У Гёте ребенок удивляется слепоте отца, не замечающего Лесного царя и его дочерей, а у Жуковского плаксивые вскрики ребенка походят на бред больного. Не теряя самообладания, отец из русского перевода успокаивает занемогшее дитя: «О нет, все спокойно в ночной глубине. То ветлы седые стоят в стороне». В немецкой балладе он впадает в отчаяние от слов сына и старается убедить самого себя в их неистинности: «Мой сын, мой сын, я в точности вижу…» (ветлы). Верь моим, а не своим глазам, если поверишь себе – погибнешь!
Цветаева верно уловила основную разницу между переводом и оригиналом: у Жуковского ребенок гибнет от страха, у Гёте – от самого Лесного царя. Добрый Жуковский пожалел и ребенка, и читателя, смягчив, устранив древний ужас. Дитя умирает от лихорадки, от нервов, от ночной сырости, от чего угодно, но только не от своих видений, в реальность которых русский поэт не поверил. Да и может ли навредить малышу дедушка с бородой? Мудрый Гёте суров и правдив: лесной демон, туманом стелющийся над водой, уничтожил, убил ребенка. «Есть вещи больше, чем искусство, – заключает поэтесса. – Страшнее, чем искусство».
Кто же он, этот демон? Посвященная ему датская легенда была переведена на немецкий язык И. Г. Гердером под названием «Erlkönigs Tochter» («Дочь Ольхового короля»). Предполагают, что Гердер допустил оплошность, назвав Ольховым королем (Erlkönig) датского короля эльфов (elle(r) konge), поскольку по-датски «ольха» и «эльф» пишутся почти одинаково. Так думал, в частности, Я. Гримм, указавший в качестве источника немецких преданий об Ольховом короле скандинавские баллады, в которых действуют король эльфов или его дочь (elverkongens datter).

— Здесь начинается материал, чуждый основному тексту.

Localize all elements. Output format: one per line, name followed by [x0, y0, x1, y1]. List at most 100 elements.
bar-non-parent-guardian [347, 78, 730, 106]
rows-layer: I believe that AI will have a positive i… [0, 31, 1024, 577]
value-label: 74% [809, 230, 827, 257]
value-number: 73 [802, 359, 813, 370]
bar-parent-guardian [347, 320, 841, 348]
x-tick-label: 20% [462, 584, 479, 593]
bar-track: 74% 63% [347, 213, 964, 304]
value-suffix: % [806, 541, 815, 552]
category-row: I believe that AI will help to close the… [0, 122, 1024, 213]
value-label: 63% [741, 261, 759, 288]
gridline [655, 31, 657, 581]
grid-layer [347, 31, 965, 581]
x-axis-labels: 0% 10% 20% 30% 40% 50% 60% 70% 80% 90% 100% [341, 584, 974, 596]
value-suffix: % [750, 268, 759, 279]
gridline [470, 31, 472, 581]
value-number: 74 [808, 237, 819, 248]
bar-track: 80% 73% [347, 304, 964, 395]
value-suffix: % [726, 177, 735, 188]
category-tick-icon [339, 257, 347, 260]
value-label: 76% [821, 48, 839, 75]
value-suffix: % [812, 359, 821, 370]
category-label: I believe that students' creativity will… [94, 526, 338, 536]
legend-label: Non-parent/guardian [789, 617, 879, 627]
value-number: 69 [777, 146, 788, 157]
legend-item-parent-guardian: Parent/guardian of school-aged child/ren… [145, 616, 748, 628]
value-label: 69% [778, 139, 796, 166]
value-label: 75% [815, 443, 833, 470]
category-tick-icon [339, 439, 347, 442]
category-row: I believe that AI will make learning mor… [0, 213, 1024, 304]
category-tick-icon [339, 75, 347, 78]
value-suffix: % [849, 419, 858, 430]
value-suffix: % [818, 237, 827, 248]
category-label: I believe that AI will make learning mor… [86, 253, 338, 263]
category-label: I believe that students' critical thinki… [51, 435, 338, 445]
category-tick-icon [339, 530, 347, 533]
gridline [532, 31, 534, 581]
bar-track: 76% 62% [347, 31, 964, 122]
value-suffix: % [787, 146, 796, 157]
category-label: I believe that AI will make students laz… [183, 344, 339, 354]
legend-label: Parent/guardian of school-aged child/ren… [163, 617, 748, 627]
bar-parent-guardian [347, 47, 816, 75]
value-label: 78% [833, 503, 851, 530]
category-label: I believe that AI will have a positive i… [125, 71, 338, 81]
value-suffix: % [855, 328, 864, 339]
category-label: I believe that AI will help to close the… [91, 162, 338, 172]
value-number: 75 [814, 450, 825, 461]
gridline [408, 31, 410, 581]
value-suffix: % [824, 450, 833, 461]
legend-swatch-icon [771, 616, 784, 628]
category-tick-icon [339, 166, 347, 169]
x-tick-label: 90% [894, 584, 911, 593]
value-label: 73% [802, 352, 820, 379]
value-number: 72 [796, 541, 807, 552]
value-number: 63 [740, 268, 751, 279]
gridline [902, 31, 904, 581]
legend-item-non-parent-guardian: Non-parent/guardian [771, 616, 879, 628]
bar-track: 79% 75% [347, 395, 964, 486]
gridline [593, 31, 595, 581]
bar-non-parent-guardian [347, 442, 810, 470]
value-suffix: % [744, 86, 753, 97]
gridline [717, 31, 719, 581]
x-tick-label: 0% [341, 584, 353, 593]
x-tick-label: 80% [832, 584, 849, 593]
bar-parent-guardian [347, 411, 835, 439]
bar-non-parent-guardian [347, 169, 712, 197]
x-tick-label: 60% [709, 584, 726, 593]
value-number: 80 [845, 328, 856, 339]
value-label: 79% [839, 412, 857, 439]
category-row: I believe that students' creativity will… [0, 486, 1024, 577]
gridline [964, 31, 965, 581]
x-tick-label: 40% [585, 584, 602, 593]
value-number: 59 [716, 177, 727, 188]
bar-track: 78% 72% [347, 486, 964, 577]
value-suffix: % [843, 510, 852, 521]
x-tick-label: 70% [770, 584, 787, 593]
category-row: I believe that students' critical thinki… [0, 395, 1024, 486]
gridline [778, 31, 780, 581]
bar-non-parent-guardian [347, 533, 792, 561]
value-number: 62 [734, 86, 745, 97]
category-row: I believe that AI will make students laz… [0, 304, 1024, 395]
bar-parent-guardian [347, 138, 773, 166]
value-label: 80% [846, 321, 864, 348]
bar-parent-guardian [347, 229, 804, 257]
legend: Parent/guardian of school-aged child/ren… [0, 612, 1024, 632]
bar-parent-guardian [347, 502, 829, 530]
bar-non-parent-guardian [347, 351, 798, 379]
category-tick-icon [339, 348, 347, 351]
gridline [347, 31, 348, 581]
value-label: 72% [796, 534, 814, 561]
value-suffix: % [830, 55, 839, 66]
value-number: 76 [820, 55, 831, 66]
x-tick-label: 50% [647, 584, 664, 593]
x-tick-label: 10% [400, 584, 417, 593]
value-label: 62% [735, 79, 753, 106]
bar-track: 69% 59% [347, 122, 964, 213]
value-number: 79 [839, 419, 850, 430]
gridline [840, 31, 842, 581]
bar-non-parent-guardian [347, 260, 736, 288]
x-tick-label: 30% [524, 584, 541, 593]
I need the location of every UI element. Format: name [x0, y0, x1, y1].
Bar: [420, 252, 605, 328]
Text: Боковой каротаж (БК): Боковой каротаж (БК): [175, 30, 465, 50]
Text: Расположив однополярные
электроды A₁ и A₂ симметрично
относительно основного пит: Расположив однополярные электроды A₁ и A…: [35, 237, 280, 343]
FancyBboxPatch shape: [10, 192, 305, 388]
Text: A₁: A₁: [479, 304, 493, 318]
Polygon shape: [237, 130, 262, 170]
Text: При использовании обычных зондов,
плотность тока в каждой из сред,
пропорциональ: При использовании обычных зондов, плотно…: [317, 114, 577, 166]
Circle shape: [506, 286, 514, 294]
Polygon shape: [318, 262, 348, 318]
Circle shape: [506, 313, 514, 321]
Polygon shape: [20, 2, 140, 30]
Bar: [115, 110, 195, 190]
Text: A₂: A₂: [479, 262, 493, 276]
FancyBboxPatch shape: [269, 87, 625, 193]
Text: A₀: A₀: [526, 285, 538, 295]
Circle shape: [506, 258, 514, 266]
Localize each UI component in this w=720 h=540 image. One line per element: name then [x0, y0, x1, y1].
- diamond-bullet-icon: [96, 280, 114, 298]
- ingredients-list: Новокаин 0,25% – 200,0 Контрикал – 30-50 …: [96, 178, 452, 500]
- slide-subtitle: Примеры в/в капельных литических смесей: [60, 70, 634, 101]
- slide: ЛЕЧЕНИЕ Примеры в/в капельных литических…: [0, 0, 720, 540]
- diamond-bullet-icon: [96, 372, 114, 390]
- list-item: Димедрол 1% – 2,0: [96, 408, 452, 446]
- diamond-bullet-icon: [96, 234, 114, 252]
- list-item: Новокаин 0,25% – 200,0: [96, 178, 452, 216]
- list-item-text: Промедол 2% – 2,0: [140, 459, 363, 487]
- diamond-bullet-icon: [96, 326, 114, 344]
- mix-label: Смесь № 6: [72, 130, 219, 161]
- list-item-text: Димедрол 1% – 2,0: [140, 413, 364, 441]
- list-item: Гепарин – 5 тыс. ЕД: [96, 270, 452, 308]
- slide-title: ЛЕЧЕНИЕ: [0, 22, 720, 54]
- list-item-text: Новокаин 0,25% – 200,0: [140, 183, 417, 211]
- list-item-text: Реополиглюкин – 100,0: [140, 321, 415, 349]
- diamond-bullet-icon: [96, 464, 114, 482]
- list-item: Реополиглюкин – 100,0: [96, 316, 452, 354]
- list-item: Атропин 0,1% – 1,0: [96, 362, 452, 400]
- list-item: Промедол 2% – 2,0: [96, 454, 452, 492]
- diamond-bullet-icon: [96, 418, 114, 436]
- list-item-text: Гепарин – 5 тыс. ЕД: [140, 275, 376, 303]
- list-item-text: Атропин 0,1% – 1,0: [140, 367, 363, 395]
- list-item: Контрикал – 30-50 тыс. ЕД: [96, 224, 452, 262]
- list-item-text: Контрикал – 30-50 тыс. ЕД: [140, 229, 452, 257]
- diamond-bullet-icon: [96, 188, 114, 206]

Приведем примеры таких баллад. В сборник, опубликованный в Дании в 1778 г., вошла песня «Дочь короля эльфов», представлявшая собой переложение более ранней баллады «Сэр Олаф» (1739). В 1854 г. эта песня была обработана датским композитором Нильсом Гаде для кантаты «Эльверскуд».
Сэр Олаф, привлеченный в лесу чудесной музыкой, не хочет танцевать с дочерью короля эльфов, мотивируя свой отказ верностью невесте. Принцесса эльфов грозит ему: «Если в танец со мной ты не вступишь, то болезнь и смерть тебя преследовать будут». Но Олаф упорствует, и она бьет его между лопаток, сажает на коня и отправляет домой к суженой. Дома он чувствует недомогание, а утром невеста обнаруживает его труп.
Трагедия повторяется в шведской балладе «Улов и эльфы»:
Комментаторы совершенно справедливо замечают, что подобные баллады не укоренены на Севере, а занесены туда кельтами и их потомками, вероятнее всего, из Бретани. Мы и сами прекрасно помним легенды о бретонских рыцарях и корриганах.
Специфически скандинавским является только мотив удара в спину, связанный с поверьем, что внезапная болезнь, влекущая за собой смерть, бывает причинена невидимой стрелой, пущенной в человека эльфом. «Когда они проезжали Соколиную Гору, то услышали звук, будто на горе зазвенела тетива, и в следующий миг Хермунд почувствовал резкую боль под рукой, и им пришлось поворачивать назад: недомогание его усиливалось» (Сага о союзниках, 12). Комментируя этот эпизод, А. В. Циммерлинг вспоминает о вышеизложенном поверье и пытается связать стрелу эльфов с инфарктом или инсультом, случившимся с Хермундом: «“Удар”, то есть внезапная резкая боль, сопровождающаяся патологическими изменениями, обычно обозначался тем же словом, что “выстрел”».
Неужели Гёте повторил ошибку Гердера и принял короля эльфов за Ольхового короля? Доля истины в таком утверждении есть. Кружащиеся в хороводе дочери Лесного царя, видимо, перекочевали в балладу Гёте из рыцарских легенд. Но не сам король, живущий самостоятельной жизнью, что хорошо видно и из сказок Андерсена (на датском языке ольха обозначена словом elletræ).